Chinese Telegraph Code Standard Telegraph Codebook · 1881
Seven thousand Chinese characters, four digits each — the codebook that put Chinese onto the global telegraph and onto every signals analyst’s desk.
Why This Matters
By the 1860s telegraphy was knitting the world together — except for the Chinese-speaking world, whose script could not be sent over a wire designed for Latin letters. In 1871 Septime Auguste Viguier, a French harbour-master in Shanghai, published the first systematic telegraph code for Chinese: every character received a unique 4-digit number. The 1881 standard edition by Zheng Guanying expanded it to over 7,000 characters and became the basis for every Chinese telegraph code that followed.
The codebook is still in active use today. Hong Kong identity cards, mainland Chinese passports, and Taiwanese name registrations all carry the four-digit Chinese Commercial Code (CCC) number for each character in the holder’s name — a direct, unbroken descent from the Viguier code of 1871.
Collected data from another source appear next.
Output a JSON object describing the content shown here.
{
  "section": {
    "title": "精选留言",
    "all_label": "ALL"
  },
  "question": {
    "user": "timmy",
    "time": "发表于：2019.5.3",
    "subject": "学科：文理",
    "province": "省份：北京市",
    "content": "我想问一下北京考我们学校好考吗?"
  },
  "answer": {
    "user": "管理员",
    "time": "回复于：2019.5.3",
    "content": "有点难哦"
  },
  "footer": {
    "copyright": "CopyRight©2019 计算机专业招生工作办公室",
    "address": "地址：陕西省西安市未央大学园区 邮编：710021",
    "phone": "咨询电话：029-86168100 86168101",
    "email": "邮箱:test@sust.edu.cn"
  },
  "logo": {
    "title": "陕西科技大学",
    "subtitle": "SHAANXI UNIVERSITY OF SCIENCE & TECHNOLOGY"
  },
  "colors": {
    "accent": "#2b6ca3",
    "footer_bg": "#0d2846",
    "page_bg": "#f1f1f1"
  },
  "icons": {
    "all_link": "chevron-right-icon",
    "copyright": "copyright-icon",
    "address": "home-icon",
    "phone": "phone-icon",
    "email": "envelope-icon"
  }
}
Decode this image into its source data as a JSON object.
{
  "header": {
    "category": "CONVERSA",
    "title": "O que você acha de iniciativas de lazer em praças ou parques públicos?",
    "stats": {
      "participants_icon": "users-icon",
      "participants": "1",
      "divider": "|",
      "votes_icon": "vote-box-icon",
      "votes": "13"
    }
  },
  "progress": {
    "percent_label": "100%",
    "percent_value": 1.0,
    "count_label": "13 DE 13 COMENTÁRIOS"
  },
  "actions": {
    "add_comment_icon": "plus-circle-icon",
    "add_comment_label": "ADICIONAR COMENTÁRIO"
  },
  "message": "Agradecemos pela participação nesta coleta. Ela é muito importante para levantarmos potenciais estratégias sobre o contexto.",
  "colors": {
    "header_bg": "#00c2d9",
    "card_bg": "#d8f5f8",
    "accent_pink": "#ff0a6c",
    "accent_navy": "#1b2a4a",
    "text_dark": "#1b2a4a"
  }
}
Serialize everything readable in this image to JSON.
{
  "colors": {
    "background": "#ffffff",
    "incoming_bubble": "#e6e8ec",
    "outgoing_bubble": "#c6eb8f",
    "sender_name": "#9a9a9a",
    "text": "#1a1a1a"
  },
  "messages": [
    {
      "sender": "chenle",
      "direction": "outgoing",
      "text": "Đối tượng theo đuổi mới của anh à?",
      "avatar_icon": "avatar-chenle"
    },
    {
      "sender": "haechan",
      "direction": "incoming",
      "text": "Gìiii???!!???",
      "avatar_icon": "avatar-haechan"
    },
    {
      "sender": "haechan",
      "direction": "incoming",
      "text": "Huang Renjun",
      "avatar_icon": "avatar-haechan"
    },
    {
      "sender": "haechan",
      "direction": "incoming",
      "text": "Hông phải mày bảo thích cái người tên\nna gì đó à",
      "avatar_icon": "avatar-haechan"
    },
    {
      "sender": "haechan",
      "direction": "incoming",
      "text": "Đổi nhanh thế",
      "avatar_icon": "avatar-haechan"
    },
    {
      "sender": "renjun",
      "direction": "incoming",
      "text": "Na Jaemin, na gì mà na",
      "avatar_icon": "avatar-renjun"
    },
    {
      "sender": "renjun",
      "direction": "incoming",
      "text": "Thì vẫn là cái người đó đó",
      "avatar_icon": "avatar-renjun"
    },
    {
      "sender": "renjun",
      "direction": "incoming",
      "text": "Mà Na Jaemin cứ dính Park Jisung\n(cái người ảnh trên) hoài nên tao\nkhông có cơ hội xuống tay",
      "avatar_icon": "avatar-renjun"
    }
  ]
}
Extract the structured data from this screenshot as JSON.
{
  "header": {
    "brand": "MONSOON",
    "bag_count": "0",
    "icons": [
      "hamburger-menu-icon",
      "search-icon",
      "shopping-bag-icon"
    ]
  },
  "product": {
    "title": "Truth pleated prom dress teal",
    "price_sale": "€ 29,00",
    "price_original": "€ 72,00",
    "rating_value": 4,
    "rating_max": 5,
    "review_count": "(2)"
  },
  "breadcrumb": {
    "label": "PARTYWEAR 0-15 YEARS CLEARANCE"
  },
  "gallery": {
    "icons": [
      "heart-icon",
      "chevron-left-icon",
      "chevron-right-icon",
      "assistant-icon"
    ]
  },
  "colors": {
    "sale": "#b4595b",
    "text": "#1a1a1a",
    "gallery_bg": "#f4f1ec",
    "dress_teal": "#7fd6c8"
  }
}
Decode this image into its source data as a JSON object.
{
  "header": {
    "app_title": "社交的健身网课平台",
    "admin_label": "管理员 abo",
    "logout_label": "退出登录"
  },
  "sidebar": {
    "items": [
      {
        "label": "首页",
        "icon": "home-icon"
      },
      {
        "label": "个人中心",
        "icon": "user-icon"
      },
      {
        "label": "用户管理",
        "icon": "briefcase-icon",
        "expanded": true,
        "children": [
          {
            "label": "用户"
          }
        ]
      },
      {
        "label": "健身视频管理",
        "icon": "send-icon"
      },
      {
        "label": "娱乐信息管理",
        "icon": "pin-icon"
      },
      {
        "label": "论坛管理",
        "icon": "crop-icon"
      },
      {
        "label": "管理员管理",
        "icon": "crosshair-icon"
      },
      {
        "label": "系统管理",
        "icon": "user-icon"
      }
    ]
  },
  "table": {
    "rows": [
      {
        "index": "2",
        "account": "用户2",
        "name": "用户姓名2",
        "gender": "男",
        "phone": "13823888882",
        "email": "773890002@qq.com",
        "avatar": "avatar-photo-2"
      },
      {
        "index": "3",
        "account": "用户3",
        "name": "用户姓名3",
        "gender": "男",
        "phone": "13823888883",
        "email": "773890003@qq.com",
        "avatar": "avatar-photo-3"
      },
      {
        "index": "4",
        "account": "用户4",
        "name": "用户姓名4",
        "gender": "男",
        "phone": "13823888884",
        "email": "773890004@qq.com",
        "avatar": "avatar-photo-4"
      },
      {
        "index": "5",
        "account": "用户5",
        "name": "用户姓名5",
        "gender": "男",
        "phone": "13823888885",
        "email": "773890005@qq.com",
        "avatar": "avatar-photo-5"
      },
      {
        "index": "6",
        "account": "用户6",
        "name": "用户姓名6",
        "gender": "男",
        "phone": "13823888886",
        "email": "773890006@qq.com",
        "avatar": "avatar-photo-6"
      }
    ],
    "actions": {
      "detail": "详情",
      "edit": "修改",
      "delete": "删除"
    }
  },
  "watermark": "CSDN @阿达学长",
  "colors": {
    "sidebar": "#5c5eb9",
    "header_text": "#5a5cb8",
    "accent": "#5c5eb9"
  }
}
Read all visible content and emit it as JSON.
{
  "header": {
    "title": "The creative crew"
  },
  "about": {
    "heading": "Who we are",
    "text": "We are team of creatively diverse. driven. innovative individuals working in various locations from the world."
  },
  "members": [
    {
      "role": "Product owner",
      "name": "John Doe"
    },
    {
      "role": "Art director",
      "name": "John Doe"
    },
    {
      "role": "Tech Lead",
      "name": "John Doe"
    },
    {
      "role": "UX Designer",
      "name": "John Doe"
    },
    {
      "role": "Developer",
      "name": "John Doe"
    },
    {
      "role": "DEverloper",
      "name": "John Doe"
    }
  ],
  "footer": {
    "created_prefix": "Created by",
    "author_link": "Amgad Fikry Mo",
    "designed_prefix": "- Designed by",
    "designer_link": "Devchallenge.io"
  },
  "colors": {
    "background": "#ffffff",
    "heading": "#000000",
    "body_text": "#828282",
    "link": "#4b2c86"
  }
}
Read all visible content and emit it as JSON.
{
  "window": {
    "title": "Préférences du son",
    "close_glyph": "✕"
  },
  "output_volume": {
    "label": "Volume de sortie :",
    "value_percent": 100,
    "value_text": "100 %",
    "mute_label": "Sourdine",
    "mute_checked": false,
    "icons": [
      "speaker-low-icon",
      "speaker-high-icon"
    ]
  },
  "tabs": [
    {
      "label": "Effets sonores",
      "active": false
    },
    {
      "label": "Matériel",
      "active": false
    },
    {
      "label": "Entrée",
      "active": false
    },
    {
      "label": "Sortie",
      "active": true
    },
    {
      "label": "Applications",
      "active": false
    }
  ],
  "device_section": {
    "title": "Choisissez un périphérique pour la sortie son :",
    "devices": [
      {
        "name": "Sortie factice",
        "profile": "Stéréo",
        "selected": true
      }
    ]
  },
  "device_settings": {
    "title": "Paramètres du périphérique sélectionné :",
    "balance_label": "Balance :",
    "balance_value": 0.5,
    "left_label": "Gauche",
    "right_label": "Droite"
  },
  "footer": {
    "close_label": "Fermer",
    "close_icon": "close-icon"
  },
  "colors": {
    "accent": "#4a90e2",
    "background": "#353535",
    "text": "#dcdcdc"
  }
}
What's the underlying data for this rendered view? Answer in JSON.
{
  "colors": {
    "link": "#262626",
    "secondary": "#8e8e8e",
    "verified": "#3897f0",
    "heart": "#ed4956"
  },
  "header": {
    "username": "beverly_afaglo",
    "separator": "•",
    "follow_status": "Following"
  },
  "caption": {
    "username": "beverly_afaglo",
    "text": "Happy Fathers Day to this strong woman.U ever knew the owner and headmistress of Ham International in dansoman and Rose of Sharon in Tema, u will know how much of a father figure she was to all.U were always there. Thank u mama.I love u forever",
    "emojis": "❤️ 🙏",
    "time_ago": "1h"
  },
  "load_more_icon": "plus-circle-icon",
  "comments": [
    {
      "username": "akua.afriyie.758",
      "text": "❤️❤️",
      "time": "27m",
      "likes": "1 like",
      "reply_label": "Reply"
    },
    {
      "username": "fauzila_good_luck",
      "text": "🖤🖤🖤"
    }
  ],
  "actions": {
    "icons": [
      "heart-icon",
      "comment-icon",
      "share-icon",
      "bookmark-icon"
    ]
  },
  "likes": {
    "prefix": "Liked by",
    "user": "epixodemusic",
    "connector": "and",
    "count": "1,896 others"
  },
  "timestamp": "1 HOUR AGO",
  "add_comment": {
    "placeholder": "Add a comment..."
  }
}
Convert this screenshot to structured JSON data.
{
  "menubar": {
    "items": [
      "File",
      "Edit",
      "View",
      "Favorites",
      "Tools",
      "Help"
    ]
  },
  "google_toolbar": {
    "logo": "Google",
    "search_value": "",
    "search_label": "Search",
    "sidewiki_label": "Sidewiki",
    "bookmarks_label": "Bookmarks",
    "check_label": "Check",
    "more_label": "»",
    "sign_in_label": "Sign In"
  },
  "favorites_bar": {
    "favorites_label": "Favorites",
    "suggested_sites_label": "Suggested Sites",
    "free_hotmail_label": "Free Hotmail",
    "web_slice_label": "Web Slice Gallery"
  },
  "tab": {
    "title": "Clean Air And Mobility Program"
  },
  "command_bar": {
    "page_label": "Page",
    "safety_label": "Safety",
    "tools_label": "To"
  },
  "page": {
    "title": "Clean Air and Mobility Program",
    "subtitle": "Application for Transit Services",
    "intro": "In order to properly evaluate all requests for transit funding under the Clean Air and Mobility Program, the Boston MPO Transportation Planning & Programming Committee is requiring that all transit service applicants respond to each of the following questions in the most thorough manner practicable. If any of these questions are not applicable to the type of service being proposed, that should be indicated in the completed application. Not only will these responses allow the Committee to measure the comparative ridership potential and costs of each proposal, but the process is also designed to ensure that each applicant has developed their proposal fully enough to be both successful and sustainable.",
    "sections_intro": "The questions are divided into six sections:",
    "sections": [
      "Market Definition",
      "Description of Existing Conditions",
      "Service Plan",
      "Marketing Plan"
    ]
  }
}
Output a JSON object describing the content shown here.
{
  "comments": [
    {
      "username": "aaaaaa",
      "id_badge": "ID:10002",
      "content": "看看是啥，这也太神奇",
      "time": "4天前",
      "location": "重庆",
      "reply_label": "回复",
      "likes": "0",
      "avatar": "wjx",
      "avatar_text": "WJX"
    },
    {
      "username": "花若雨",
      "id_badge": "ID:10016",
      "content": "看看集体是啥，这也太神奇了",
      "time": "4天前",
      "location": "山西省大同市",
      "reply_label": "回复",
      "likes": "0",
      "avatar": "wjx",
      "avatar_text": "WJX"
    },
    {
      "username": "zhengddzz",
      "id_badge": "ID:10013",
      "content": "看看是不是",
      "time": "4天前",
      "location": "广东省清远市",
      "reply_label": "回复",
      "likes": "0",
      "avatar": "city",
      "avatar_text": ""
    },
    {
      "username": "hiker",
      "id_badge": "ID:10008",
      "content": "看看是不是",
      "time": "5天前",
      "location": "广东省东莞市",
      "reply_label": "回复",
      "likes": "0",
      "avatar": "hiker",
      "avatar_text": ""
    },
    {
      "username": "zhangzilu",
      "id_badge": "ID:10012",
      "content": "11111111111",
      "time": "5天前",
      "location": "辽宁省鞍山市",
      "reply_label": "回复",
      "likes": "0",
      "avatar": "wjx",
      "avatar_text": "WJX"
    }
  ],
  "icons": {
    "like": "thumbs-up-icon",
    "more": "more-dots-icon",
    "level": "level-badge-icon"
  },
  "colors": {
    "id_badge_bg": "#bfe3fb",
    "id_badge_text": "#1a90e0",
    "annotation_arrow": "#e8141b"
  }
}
The codebook is a giant lookup table. Each Chinese character maps to a fixed 4-digit number (0001–9999); the operator transmits the digits as Morse code. The receiver looks up each 4-digit group in their copy of the same codebook and recovers the character.
For confidentiality, codebook digits were super-enciphered by an additive: a numeric key (often supplied by a daily one-time pad page) was added to each code group modulo 10,000, then transmitted. The recipient subtracted the same additive before consulting the codebook. This is the architecture later adopted by the Japanese Navy in JN-25 and many other 20th-century military codebooks.
The demo above operates over the Latin alphabet to keep the round-trip transparent: each A–Z letter receives one of 26 stable 4-digit codes, and the additive key is your numeric input.
Civil traffic used the published codebook with no additive. Anyone with a copy could read the messages — the codebook was a transmission convenience, not a cipher.
When two messages were sent with overlapping additives, the difference of ciphertexts equalled the difference of underlying codegroups. Frequency analysis of common characters (the, of, to-style fillers in Chinese) recovered the additive. This is precisely the technique Rochefort’s team used against JN-25.
| CTC lesson | Modern echo |
|---|---|
| Codebook + additive = the workhorse military system of the 20th c. | Block cipher + nonce-based mode is the same architecture (lookup + masking) |
| Codebook ID numbers persist in identity systems | Unicode codepoints are the same idea, with cryptographic neutrality |
| Adapting a script to a hostile transport | Punycode / IDN encoding for non-ASCII domain names |
| Once the additive repeats, the system collapses | Why nonces must never repeat (AES-GCM, ChaCha20-Poly1305) |
| Origin | Septime Auguste Viguier, French harbour-master, Shanghai |
| Year | First codebook 1871; standard edition 1881 |
| Mapping | 4-digit code group per Chinese character (~10,000 entries) |
| Use | Civil telegraphy publicly; diplomatic / military traffic super-enciphered |
| Status | Still used today as a transliteration index for legal names |